Pertemuan untuk membahas detail rencana baru berlanjut hingga larut malam. Seorang sekretaris, yang telah mendekat dengan tenang, menyampaikan berita itu saat mereka hampir menyelesaikan agenda terakhir.
“Telepon dari Tira Becker.”
Tatapan Bastian menyipit saat dia mendengar nama yang dibisikkan dengan lembut.
Menemukan keluarga Becker tidaklah sulit. Mereka telah diberi tahu beberapa kali tentang persyaratannya. Tetapi Tira terus menghindari kontak dengan berbagai alasan, dan akhirnya Bastian mengambil tindakan tegas.

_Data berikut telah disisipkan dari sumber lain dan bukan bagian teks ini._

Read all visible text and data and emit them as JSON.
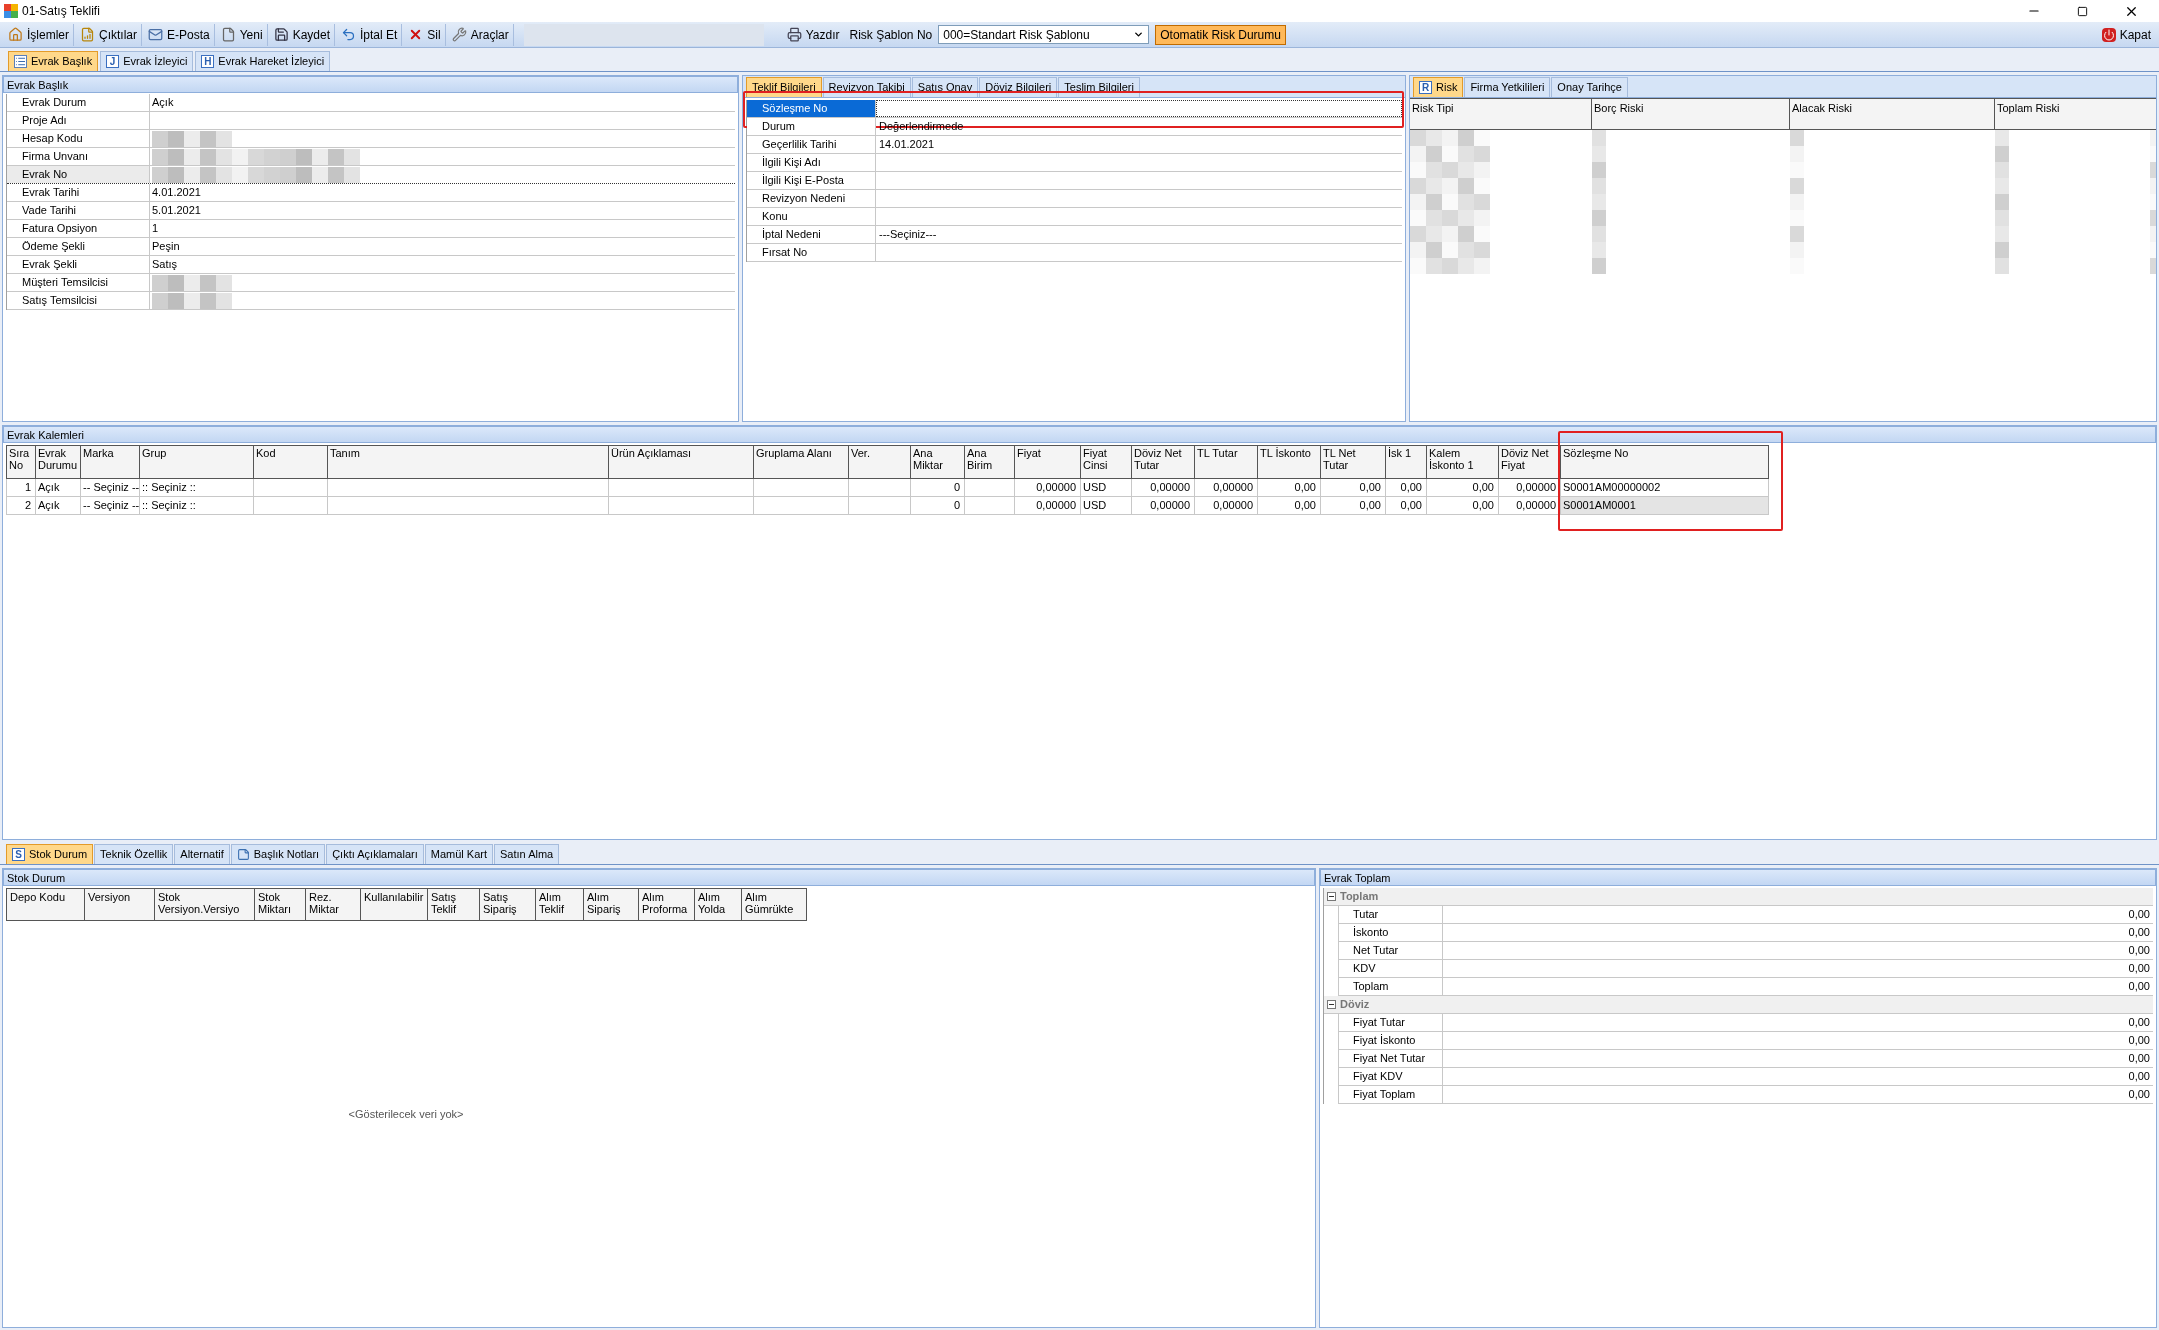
{
  "window": {
    "title": "01-Satış Teklifi"
  },
  "toolbar": {
    "items": [
      {
        "label": "İşlemler"
      },
      {
        "label": "Çıktılar"
      },
      {
        "label": "E-Posta"
      },
      {
        "label": "Yeni"
      },
      {
        "label": "Kaydet"
      },
      {
        "label": "İptal Et"
      },
      {
        "label": "Sil"
      },
      {
        "label": "Araçlar"
      }
    ],
    "print": {
      "label": "Yazdır"
    },
    "risk_template": {
      "label": "Risk Şablon No",
      "value": "000=Standart Risk Şablonu"
    },
    "auto_risk_button": "Otomatik Risk Durumu",
    "close_button": "Kapat"
  },
  "doc_tabs": [
    {
      "label": "Evrak Başlık",
      "selected": true
    },
    {
      "label": "Evrak İzleyici",
      "selected": false,
      "badge": "J"
    },
    {
      "label": "Evrak Hareket İzleyici",
      "selected": false,
      "badge": "H"
    }
  ],
  "header_panel": {
    "title": "Evrak Başlık",
    "fields": [
      {
        "label": "Evrak Durum",
        "value": "Açık",
        "focused": false,
        "redacted": false
      },
      {
        "label": "Proje Adı",
        "focused": false,
        "redacted": false
      },
      {
        "label": "Hesap Kodu",
        "focused": false,
        "redacted": true
      },
      {
        "label": "Firma Unvanı",
        "focused": false,
        "redacted": true
      },
      {
        "label": "Evrak No",
        "focused": true,
        "redacted": true
      },
      {
        "label": "Evrak Tarihi",
        "value": "4.01.2021",
        "focused": false,
        "redacted": false
      },
      {
        "label": "Vade Tarihi",
        "value": "5.01.2021",
        "focused": false,
        "redacted": false
      },
      {
        "label": "Fatura Opsiyon",
        "value": "1",
        "focused": false,
        "redacted": false
      },
      {
        "label": "Ödeme Şekli",
        "value": "Peşin",
        "focused": false,
        "redacted": false
      },
      {
        "label": "Evrak Şekli",
        "value": "Satış",
        "focused": false,
        "redacted": false
      },
      {
        "label": "Müşteri Temsilcisi",
        "focused": false,
        "redacted": true
      },
      {
        "label": "Satış Temsilcisi",
        "focused": false,
        "redacted": true
      }
    ]
  },
  "offer_tabs": [
    {
      "label": "Teklif Bilgileri",
      "selected": true
    },
    {
      "label": "Revizyon Takibi",
      "selected": false
    },
    {
      "label": "Satış Onay",
      "selected": false
    },
    {
      "label": "Döviz Bilgileri",
      "selected": false
    },
    {
      "label": "Teslim Bilgileri",
      "selected": false
    }
  ],
  "offer_fields": [
    {
      "label": "Sözleşme No",
      "selected": true,
      "highlighted": true
    },
    {
      "label": "Durum",
      "value": "Değerlendirmede",
      "selected": false
    },
    {
      "label": "Geçerlilik Tarihi",
      "value": "14.01.2021",
      "selected": false
    },
    {
      "label": "İlgili Kişi Adı",
      "selected": false
    },
    {
      "label": "İlgili Kişi E-Posta",
      "selected": false
    },
    {
      "label": "Revizyon Nedeni",
      "selected": false
    },
    {
      "label": "Konu",
      "selected": false
    },
    {
      "label": "İptal Nedeni",
      "value": "---Seçiniz---",
      "selected": false
    },
    {
      "label": "Fırsat No",
      "selected": false
    }
  ],
  "risk_tabs": [
    {
      "label": "Risk",
      "selected": true,
      "badge": "R"
    },
    {
      "label": "Firma Yetkilileri",
      "selected": false
    },
    {
      "label": "Onay Tarihçe",
      "selected": false
    }
  ],
  "risk_table": {
    "columns": [
      "Risk Tipi",
      "Borç Riski",
      "Alacak Riski",
      "Toplam Riski"
    ],
    "redacted": true
  },
  "lines": {
    "title": "Evrak Kalemleri",
    "columns": [
      {
        "label": "Sıra No"
      },
      {
        "label": "Evrak Durumu"
      },
      {
        "label": "Marka"
      },
      {
        "label": "Grup"
      },
      {
        "label": "Kod"
      },
      {
        "label": "Tanım"
      },
      {
        "label": "Ürün Açıklaması"
      },
      {
        "label": "Gruplama Alanı"
      },
      {
        "label": "Ver."
      },
      {
        "label": "Ana Miktar"
      },
      {
        "label": "Ana Birim"
      },
      {
        "label": "Fiyat"
      },
      {
        "label": "Fiyat Cinsi"
      },
      {
        "label": "Döviz Net Tutar"
      },
      {
        "label": "TL Tutar"
      },
      {
        "label": "TL İskonto"
      },
      {
        "label": "TL Net Tutar"
      },
      {
        "label": "İsk 1"
      },
      {
        "label": "Kalem İskonto 1"
      },
      {
        "label": "Döviz Net Fiyat"
      },
      {
        "label": "Sözleşme No",
        "highlighted": true
      }
    ],
    "rows": [
      {
        "cells": [
          "1",
          "Açık",
          "-- Seçiniz --",
          ":: Seçiniz ::",
          "",
          "",
          "",
          "",
          "",
          "0",
          "",
          "0,00000",
          "USD",
          "0,00000",
          "0,00000",
          "0,00",
          "0,00",
          "0,00",
          "0,00",
          "0,00000",
          "S0001AM00000002"
        ],
        "selected": false
      },
      {
        "cells": [
          "2",
          "Açık",
          "-- Seçiniz --",
          ":: Seçiniz ::",
          "",
          "",
          "",
          "",
          "",
          "0",
          "",
          "0,00000",
          "USD",
          "0,00000",
          "0,00000",
          "0,00",
          "0,00",
          "0,00",
          "0,00",
          "0,00000",
          "S0001AM0001"
        ],
        "selected": true
      }
    ]
  },
  "bottom_tabs": [
    {
      "label": "Stok Durum",
      "selected": true,
      "badge": "S"
    },
    {
      "label": "Teknik Özellik",
      "selected": false
    },
    {
      "label": "Alternatif",
      "selected": false
    },
    {
      "label": "Başlık Notları",
      "selected": false
    },
    {
      "label": "Çıktı Açıklamaları",
      "selected": false
    },
    {
      "label": "Mamül Kart",
      "selected": false
    },
    {
      "label": "Satın Alma",
      "selected": false
    }
  ],
  "stock_panel": {
    "title": "Stok Durum",
    "columns": [
      "Depo Kodu",
      "Versiyon",
      "Stok Versiyon.Versiyo",
      "Stok Miktarı",
      "Rez. Miktar",
      "Kullanılabilir",
      "Satış Teklif",
      "Satış Sipariş",
      "Alım Teklif",
      "Alım Sipariş",
      "Alım Proforma",
      "Alım Yolda",
      "Alım Gümrükte"
    ],
    "empty_text": "<Gösterilecek veri yok>"
  },
  "totals_panel": {
    "title": "Evrak Toplam",
    "groups": [
      {
        "label": "Toplam",
        "expanded": true,
        "items": [
          {
            "label": "Tutar",
            "value": "0,00"
          },
          {
            "label": "İskonto",
            "value": "0,00"
          },
          {
            "label": "Net Tutar",
            "value": "0,00"
          },
          {
            "label": "KDV",
            "value": "0,00"
          },
          {
            "label": "Toplam",
            "value": "0,00"
          }
        ]
      },
      {
        "label": "Döviz",
        "expanded": true,
        "items": [
          {
            "label": "Fiyat Tutar",
            "value": "0,00"
          },
          {
            "label": "Fiyat İskonto",
            "value": "0,00"
          },
          {
            "label": "Fiyat Net Tutar",
            "value": "0,00"
          },
          {
            "label": "Fiyat KDV",
            "value": "0,00"
          },
          {
            "label": "Fiyat Toplam",
            "value": "0,00"
          }
        ]
      }
    ]
  }
}
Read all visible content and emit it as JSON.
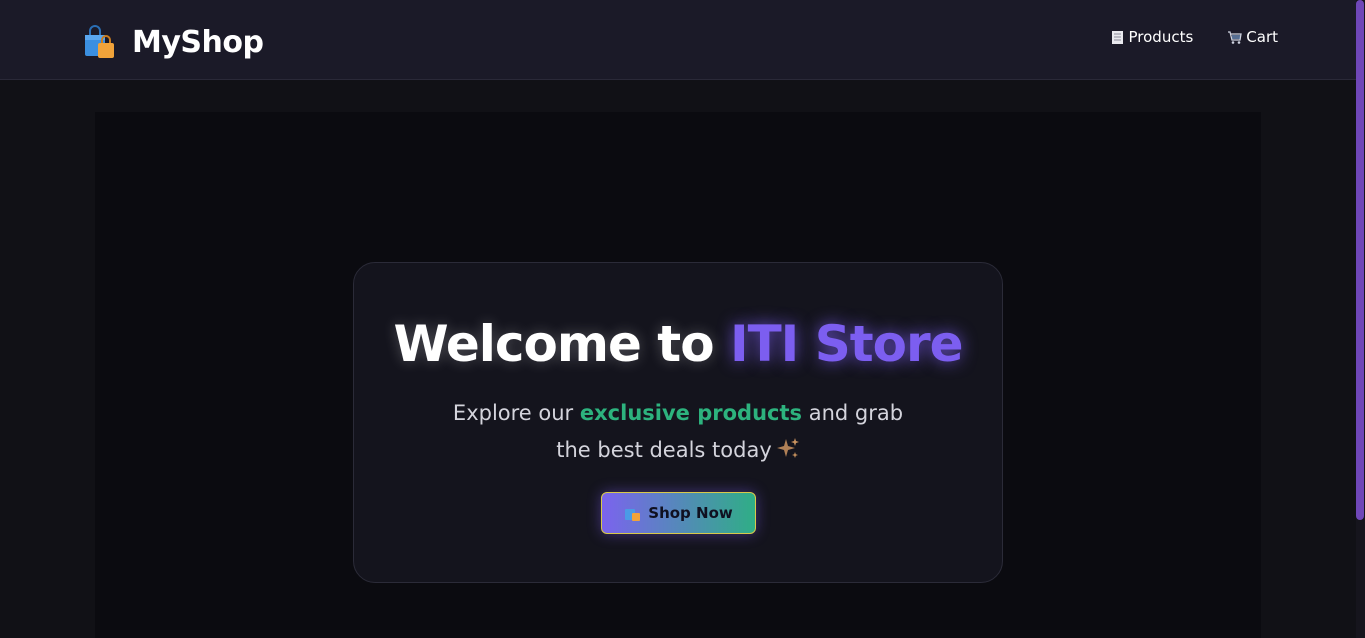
{
  "navbar": {
    "brand_icon": "shopping-bags-icon",
    "brand_name": "MyShop",
    "links": [
      {
        "icon": "receipt-icon",
        "label": "Products"
      },
      {
        "icon": "shopping-cart-icon",
        "label": "Cart"
      }
    ]
  },
  "hero": {
    "title_prefix": "Welcome to",
    "title_accent": "ITI Store",
    "subtitle_before": "Explore our",
    "subtitle_highlight": "exclusive products",
    "subtitle_after": "and grab",
    "subtitle_line2": "the best deals today",
    "subtitle_emoji": "sparkles-icon",
    "button": {
      "icon": "shopping-bags-icon",
      "label": "Shop Now"
    }
  },
  "colors": {
    "navbar_bg": "#1b1a28",
    "page_bg": "#111116",
    "accent_purple": "#7c5ef0",
    "accent_green": "#2db37e",
    "button_border": "#d8c94a",
    "scroll_thumb": "#6f47b8"
  }
}
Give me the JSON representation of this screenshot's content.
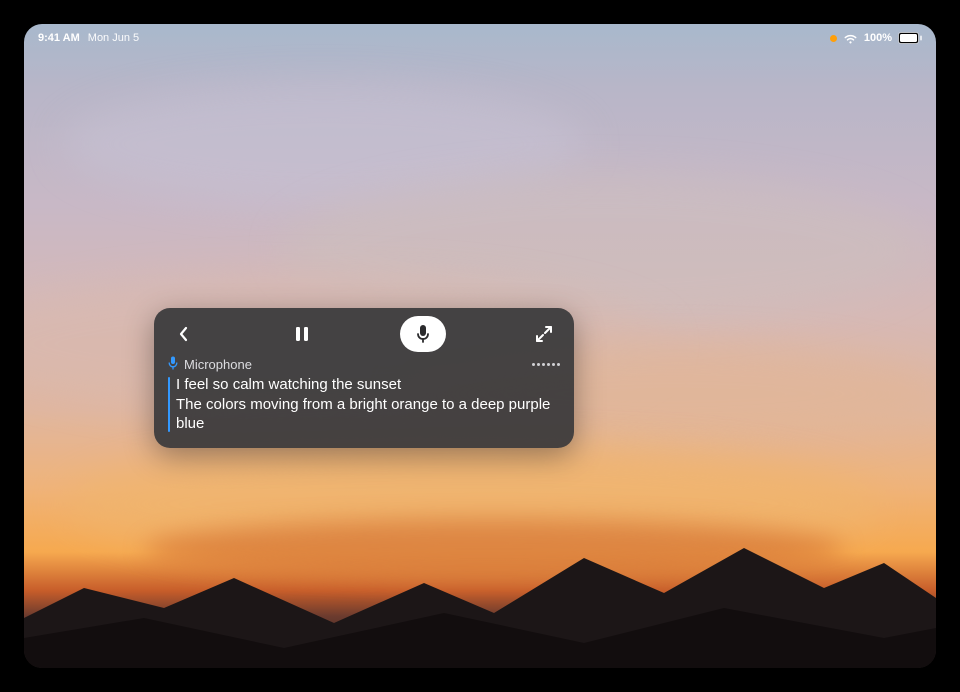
{
  "statusbar": {
    "time": "9:41 AM",
    "date": "Mon Jun 5",
    "battery_percent": "100%"
  },
  "captions_panel": {
    "source_label": "Microphone",
    "line1": "I feel so calm watching the sunset",
    "line2": "The colors moving from a bright orange to a deep purple blue"
  }
}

Dia telah meninggalkan pesan bahwa dia sudah tahu semuanya dan dia harus segera membalas. Itu adalah bentuk gertakan. Nasihat bahwa bisnis suaminya bisa bermasalah jika dia tidak melakukannya adalah benar, tetapi dia tidak menyangka bahwa dia akan merespons dengan cepat. Sepertinya dia tidak ingin kehilangan bengkel kayu yang telah dia bangun dengan uang yang dia dapatkan dengan menukar kehidupan kakaknya.
Bastian meminta maaf dan berdiri, menuju kantornya.
“Selamat malam, Bu Becker.”
Bastian membuka percakapan dengan salam yang sopan.
[Maafkan aku, Tuan. Aku tidak bermaksud melakukan itu. Aku ingin menyerahkan diri, tetapi kakakku melarangku. Dia bilang dia akan bertanggung jawab atas semuanya, jadi aku harus merahasiakannya. Karena itu, aku melakukannya. Percayalah padaku. Tolong…]
Tira, yang mengoceh dengan suara gemetar, akhirnya menangis dengan keras.
Sepertinya percakapan itu akan berlangsung lama.